Wednesday, January 14, 2009

The big Thaw

Time out Walk: Number 21 vol2
Pluckley Circular
Miles Walked:7
Amount of mud collected on boots: 3 tonnes

Alright I hereby take back anything I may have said about winter weather being 'bracing' or 'good for moral fibre or any other such cant. I am starting to heartily detest this Winter and all its freezing short days. I think I like it least when its damp.
We did catch a smidgeon of good weather last Sunday in Kent. Dispensing with the train (which would have been a bus, it being a Sunday) we drove down there and did a seven mile circular walk around the picturesque village of Pluckley. It was a good stretch but my God it was cold. I saw a dead fieldmouse by a hedge; I feel sorry for the wildlife when it's like this.
Pluckley is said to be the most haunted village in the UK (how do they measure these things?) but there were no manifestations when i was there, just as in Wales. There wasn't any drinking in the halfway pub either, since its 'Dry January' at Hendo towers. Why do we make things difficult for ourselves at the worst part of the year?

Wednesday, January 07, 2009

Hard To Spend Your Money

Frequent sufferers here will know of my endless vacillation over the future of computing at Hendo towers. To wit: should I invest in a new PC albeit crippled by the infamous Vista OS, wait some more to see if Windows 7 delivers an improvement, plump for a Mac, or just do nothing.

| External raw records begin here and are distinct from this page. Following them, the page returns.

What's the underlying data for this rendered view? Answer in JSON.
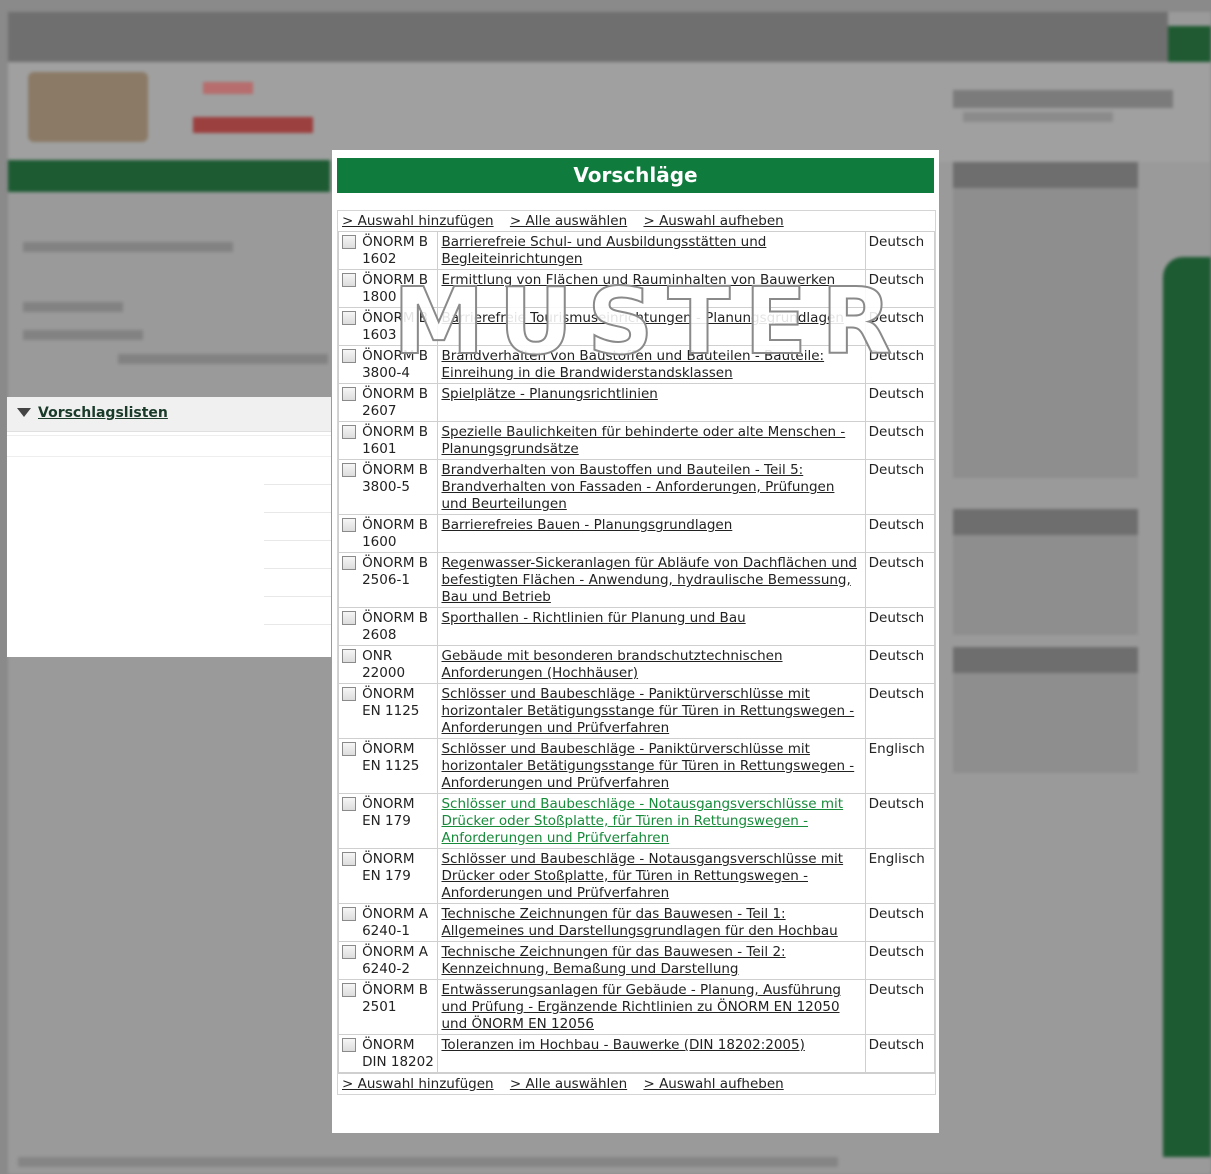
{
  "modal": {
    "title": "Vorschläge",
    "actions": {
      "add_selection": "> Auswahl hinzufügen",
      "select_all": "> Alle auswählen",
      "clear_selection": "> Auswahl aufheben"
    },
    "watermark": "MUSTER",
    "rows": [
      {
        "code": "ÖNORM B 1602",
        "title": "Barrierefreie Schul- und Ausbildungsstätten und Begleiteinrichtungen",
        "lang": "Deutsch",
        "visited": false
      },
      {
        "code": "ÖNORM B 1800",
        "title": "Ermittlung von Flächen und Rauminhalten von Bauwerken",
        "lang": "Deutsch",
        "visited": false
      },
      {
        "code": "ÖNORM B 1603",
        "title": "Barrierefreie Tourismuseinrichtungen - Planungsgrundlagen",
        "lang": "Deutsch",
        "visited": false
      },
      {
        "code": "ÖNORM B 3800-4",
        "title": "Brandverhalten von Baustoffen und Bauteilen - Bauteile: Einreihung in die Brandwiderstandsklassen",
        "lang": "Deutsch",
        "visited": false
      },
      {
        "code": "ÖNORM B 2607",
        "title": "Spielplätze - Planungsrichtlinien",
        "lang": "Deutsch",
        "visited": false
      },
      {
        "code": "ÖNORM B 1601",
        "title": "Spezielle Baulichkeiten für behinderte oder alte Menschen - Planungsgrundsätze",
        "lang": "Deutsch",
        "visited": false
      },
      {
        "code": "ÖNORM B 3800-5",
        "title": "Brandverhalten von Baustoffen und Bauteilen - Teil 5: Brandverhalten von Fassaden - Anforderungen, Prüfungen und Beurteilungen",
        "lang": "Deutsch",
        "visited": false
      },
      {
        "code": "ÖNORM B 1600",
        "title": "Barrierefreies Bauen - Planungsgrundlagen",
        "lang": "Deutsch",
        "visited": false
      },
      {
        "code": "ÖNORM B 2506-1",
        "title": "Regenwasser-Sickeranlagen für Abläufe von Dachflächen und befestigten Flächen - Anwendung, hydraulische Bemessung, Bau und Betrieb",
        "lang": "Deutsch",
        "visited": false
      },
      {
        "code": "ÖNORM B 2608",
        "title": "Sporthallen - Richtlinien für Planung und Bau",
        "lang": "Deutsch",
        "visited": false
      },
      {
        "code": "ONR 22000",
        "title": "Gebäude mit besonderen brandschutztechnischen Anforderungen (Hochhäuser)",
        "lang": "Deutsch",
        "visited": false
      },
      {
        "code": "ÖNORM EN 1125",
        "title": "Schlösser und Baubeschläge - Paniktürverschlüsse mit horizontaler Betätigungsstange für Türen in Rettungswegen - Anforderungen und Prüfverfahren",
        "lang": "Deutsch",
        "visited": false
      },
      {
        "code": "ÖNORM EN 1125",
        "title": "Schlösser und Baubeschläge - Paniktürverschlüsse mit horizontaler Betätigungsstange für Türen in Rettungswegen - Anforderungen und Prüfverfahren",
        "lang": "Englisch",
        "visited": false
      },
      {
        "code": "ÖNORM EN 179",
        "title": "Schlösser und Baubeschläge - Notausgangsverschlüsse mit Drücker oder Stoßplatte, für Türen in Rettungswegen - Anforderungen und Prüfverfahren",
        "lang": "Deutsch",
        "visited": true
      },
      {
        "code": "ÖNORM EN 179",
        "title": "Schlösser und Baubeschläge - Notausgangsverschlüsse mit Drücker oder Stoßplatte, für Türen in Rettungswegen - Anforderungen und Prüfverfahren",
        "lang": "Englisch",
        "visited": false
      },
      {
        "code": "ÖNORM A 6240-1",
        "title": "Technische Zeichnungen für das Bauwesen - Teil 1: Allgemeines und Darstellungsgrundlagen für den Hochbau",
        "lang": "Deutsch",
        "visited": false
      },
      {
        "code": "ÖNORM A 6240-2",
        "title": "Technische Zeichnungen für das Bauwesen - Teil 2: Kennzeichnung, Bemaßung und Darstellung",
        "lang": "Deutsch",
        "visited": false
      },
      {
        "code": "ÖNORM B 2501",
        "title": "Entwässerungsanlagen für Gebäude - Planung, Ausführung und Prüfung - Ergänzende Richtlinien zu ÖNORM EN 12050 und ÖNORM EN 12056",
        "lang": "Deutsch",
        "visited": false
      },
      {
        "code": "ÖNORM DIN 18202",
        "title": "Toleranzen im Hochbau - Bauwerke (DIN 18202:2005)",
        "lang": "Deutsch",
        "visited": false
      }
    ]
  },
  "left_panel": {
    "heading": "Vorschlagslisten"
  },
  "colors": {
    "accent_green": "#0f7b3c",
    "visited_link": "#178a3a",
    "overlay_gray": "#8a8a8a"
  }
}
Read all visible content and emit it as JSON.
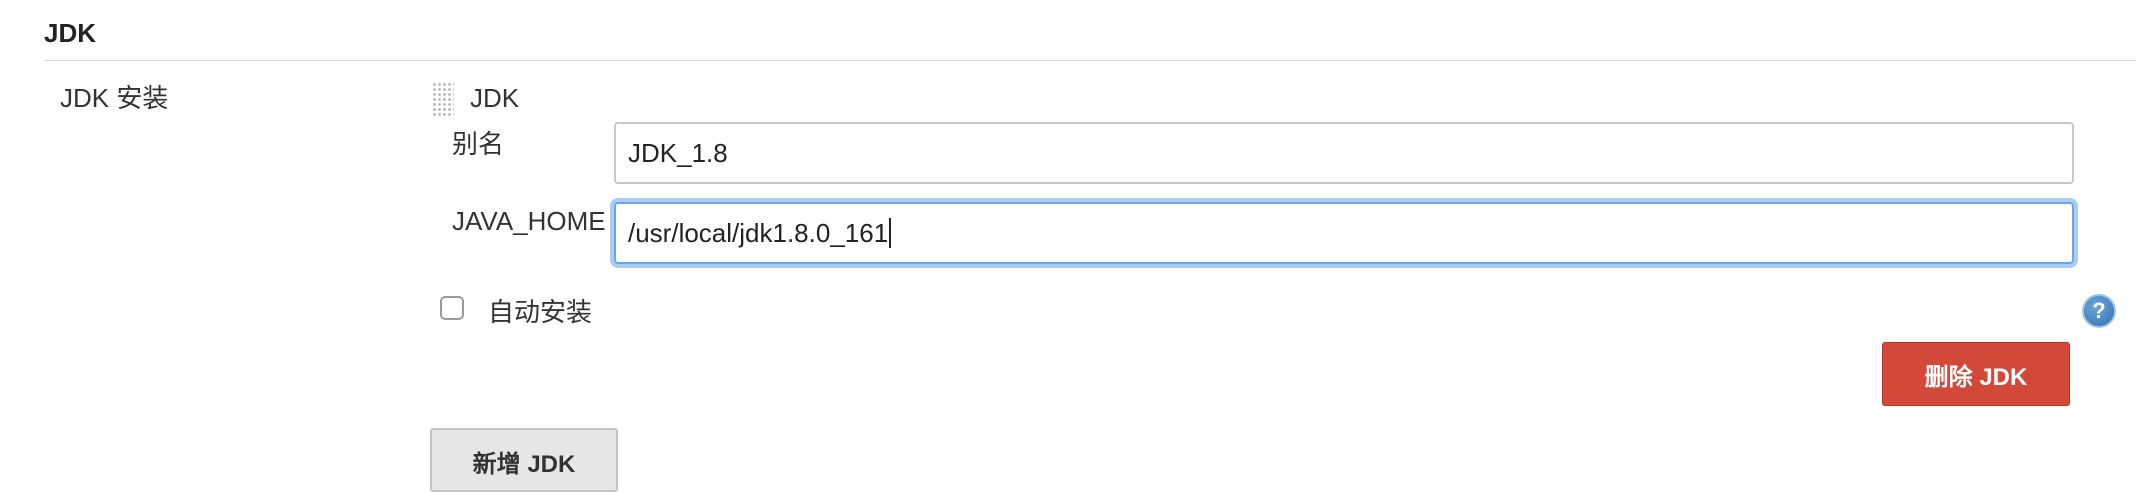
{
  "section": {
    "title": "JDK"
  },
  "setting": {
    "label": "JDK 安装"
  },
  "jdk_entry": {
    "title": "JDK",
    "alias": {
      "label": "别名",
      "value": "JDK_1.8"
    },
    "java_home": {
      "label": "JAVA_HOME",
      "value": "/usr/local/jdk1.8.0_161"
    },
    "auto_install": {
      "label": "自动安装",
      "checked": false
    },
    "delete_label": "删除 JDK"
  },
  "add_label": "新增 JDK",
  "icons": {
    "help": "help-icon",
    "drag": "drag-handle-icon"
  },
  "colors": {
    "delete_button": "#d24939",
    "focus_ring": "#6aa7e8",
    "help_icon": "#2f6fb0"
  }
}
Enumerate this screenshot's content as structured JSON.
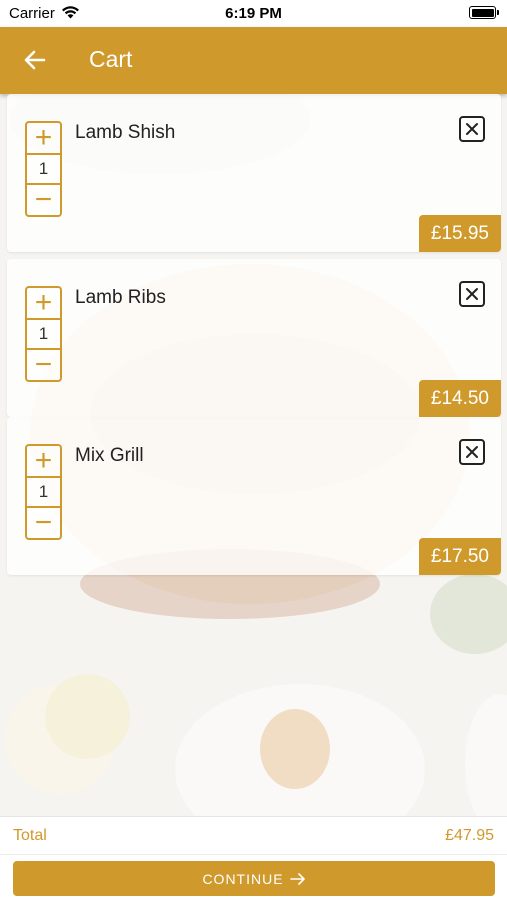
{
  "status_bar": {
    "carrier": "Carrier",
    "time": "6:19 PM"
  },
  "header": {
    "title": "Cart",
    "back_icon": "arrow-left-icon"
  },
  "cart": {
    "items": [
      {
        "name": "Lamb Shish",
        "quantity": "1",
        "price": "£15.95",
        "increment": "+",
        "decrement": "−"
      },
      {
        "name": "Lamb Ribs",
        "quantity": "1",
        "price": "£14.50",
        "increment": "+",
        "decrement": "−"
      },
      {
        "name": "Mix Grill",
        "quantity": "1",
        "price": "£17.50",
        "increment": "+",
        "decrement": "−"
      }
    ]
  },
  "footer": {
    "total_label": "Total",
    "total_value": "£47.95",
    "continue_label": "CONTINUE"
  },
  "colors": {
    "accent": "#cf9a2b",
    "text": "#222222",
    "background": "#ffffff"
  }
}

We got back from Wales to find the big ageing computer under the desk had died so I elected to buy a machine from a well known and very reputable e-retailer of PCs. £750 was promptly pledged on my (very much in credit) credit card and i sat back to await delivery.

Then I got a surprise; the retailer e-mailed e to say the payment hadn't been honoured. I had twenty four hours to get it sorted with my card issuer or the deal was off.

So I ring the issuer. Yes indeedy my card had been stopped. Why? Well buying a computer for 750 was an 'unusual transaction' so they'd stopped my card. Just like that, and hadn't told me. Further enquiries revealed that not only the amount was the problem - apparently for me to spend anything over £500 is now viewed as a probably fraudulent transaction - but the identity of the retailer was an issue. It is on a blacklist of several big companies with whom you should not trade if you value your credit card's health, according to Kelly in the call centre. Unfortunately the identities of those companies on the list is a secret!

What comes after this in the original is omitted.